Mix of undergrad and grad if possible. Undergrads bring energy and time; grad students bring depth and ownership.
PI’s Role
Given your background, I’d suggest a shift: move from solo researcher with advisors to research director with active technical involvement in one thread. Concretely:
- Pick one project where you are genuinely in the weeds — designing experiments, analyzing results, writing sections. This keeps your skills sharp and gives students a model to emulate.
- On the other projects, be a structured advisor: weekly check-ins, sharp feedback on writeups, and blocking decisions (not bottlenecking execution).
- You write the framing and introduction sections of papers. Students often struggle most with situating work in the literature — this is where your experience adds the most value.
Midterm-to-Break Research Project Ideas
These are scoped to be completable in ~6–8 weeks and publishable at a workshop or short paper venue:
- Sim-to-Real Gap on a Budget — Train a simple manipulation or locomotion policy in simulation (Isaac Gym / MuJoCo), deploy on cheap hardware, and systematically measure the gap. Lots of venues want honest benchmarks like this.
- Edge Vision for Robotic Trigger Detection — Deploy a fine-tuned vision model (e.g. YOLO variant) on a Jetson Nano or Pi 5, and benchmark latency/accuracy tradeoffs under real-world lighting/occlusion. Great for a systems-flavored paper.
- Human-in-the-Loop Correction Study — Build a small robot task (pick-and-place, navigation) and study how few corrective demonstrations are needed to adapt a pretrained policy. Connects neatly to RLHF/HITL literature.
- Physical LLM Interface — Use an LLM (via API) as a task planner for a physical agent, and evaluate failure modes systematically. Very publishable right now given LLM-robotics interest.

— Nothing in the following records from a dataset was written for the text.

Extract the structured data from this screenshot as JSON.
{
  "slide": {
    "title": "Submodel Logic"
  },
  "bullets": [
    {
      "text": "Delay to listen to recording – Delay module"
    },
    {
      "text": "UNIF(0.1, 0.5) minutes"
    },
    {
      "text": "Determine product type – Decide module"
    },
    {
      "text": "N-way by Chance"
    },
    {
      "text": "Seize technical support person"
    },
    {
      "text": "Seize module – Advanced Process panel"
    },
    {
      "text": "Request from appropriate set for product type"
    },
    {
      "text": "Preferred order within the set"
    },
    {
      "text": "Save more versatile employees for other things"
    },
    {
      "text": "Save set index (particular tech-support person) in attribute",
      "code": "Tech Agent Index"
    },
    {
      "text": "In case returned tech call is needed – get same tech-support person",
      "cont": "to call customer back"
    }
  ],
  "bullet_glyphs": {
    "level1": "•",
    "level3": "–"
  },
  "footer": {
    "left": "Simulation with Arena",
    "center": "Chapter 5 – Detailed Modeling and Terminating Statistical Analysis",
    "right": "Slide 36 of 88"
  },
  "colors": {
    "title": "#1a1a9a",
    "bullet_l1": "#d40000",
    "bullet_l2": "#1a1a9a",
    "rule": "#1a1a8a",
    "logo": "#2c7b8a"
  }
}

- Tactile/Sensor Fusion Baseline — If you have any force or tactile sensors, even a basic dataset + baseline model contributes something concrete to an underexplored area.
Roadmap
| Phase | Timing | Actions |
|---|---|---|
| Seed | Now → 3 weeks | Draft lab mission statement; soft-recruit 2–3 students informally; sketch project list |
| Recruit | Weeks 3–6 | Post formal call; interview 8–10; select 4–6; assign to projects |
| Sprint | Midterms → Break | Focused project execution; weekly standups; draft paper outlines |
| Write | Over break | Paper drafts; you edit and frame; target workshop/short paper deadlines |
| Launch | Start of next semester | Lab site goes live; first blog post; submit first paper |
Online Presence — Content Suggestions
Site structure:
- About — Lab mission (1 clear paragraph: what problems, what approach, why physical AI)
- People — You + students with short bios and GitHub/Scholar links
- Research — Project cards with status (ongoing / submitted / published)

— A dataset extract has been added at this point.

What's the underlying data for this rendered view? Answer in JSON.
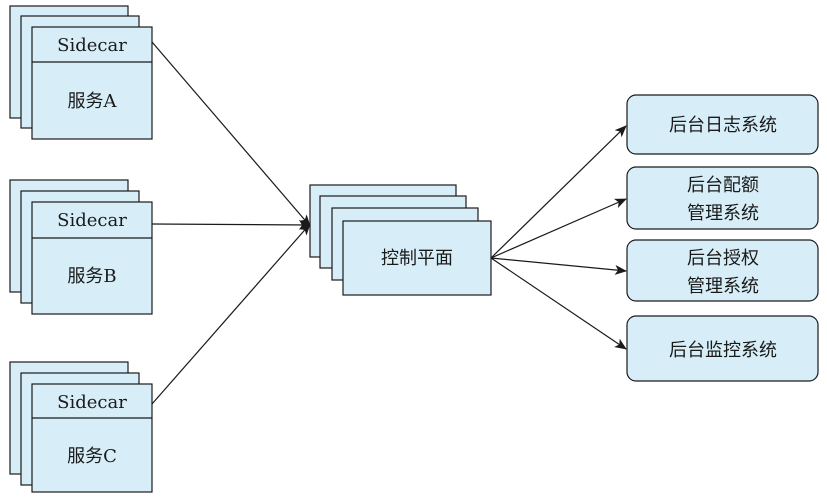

- Blog — Where most of your energy should go early on
Blog content to start with:
- “Why Physical AI, Why Now” — your founding statement
- “What We’re Building This Semester” — project previews, generates interest
- A build log post per project (students write these, you edit)
- “What We Learned Presenting at [Conference]” — you already have material for this
Recruiting email (to send to undergrad/grad lists):
Subject: Joining the [Lab Name] Physical AI Lab — Paid/Credit Research Positions
I’m forming a small research group focused on physical AI — where learned models meet real hardware. We’re working on problems involving robotic perception, edge inference, and human-robot interaction, with a goal of publishing at venues like [CoRL / ICRA / RA-L workshops / etc.].

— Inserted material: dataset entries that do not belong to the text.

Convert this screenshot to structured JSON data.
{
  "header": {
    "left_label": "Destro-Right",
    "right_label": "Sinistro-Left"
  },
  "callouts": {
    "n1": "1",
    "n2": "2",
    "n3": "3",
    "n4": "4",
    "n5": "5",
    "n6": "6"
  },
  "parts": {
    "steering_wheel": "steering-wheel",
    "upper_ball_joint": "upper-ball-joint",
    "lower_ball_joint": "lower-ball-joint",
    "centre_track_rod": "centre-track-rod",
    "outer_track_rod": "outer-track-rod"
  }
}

I’m looking for 4–6 students (undergrad and MS) who are curious, self-directed, and want to put their name on real publications. Background in robotics, CV, or embedded systems is helpful but not required — motivation matters more.
If this sounds like you, send me a short email (not a formal CV) describing one thing you’ve built or studied that you’re proud of.
The single most important thing early on: ship one paper before the lab site has been live six months. Even a workshop paper signals that this is a real lab, not a landing page.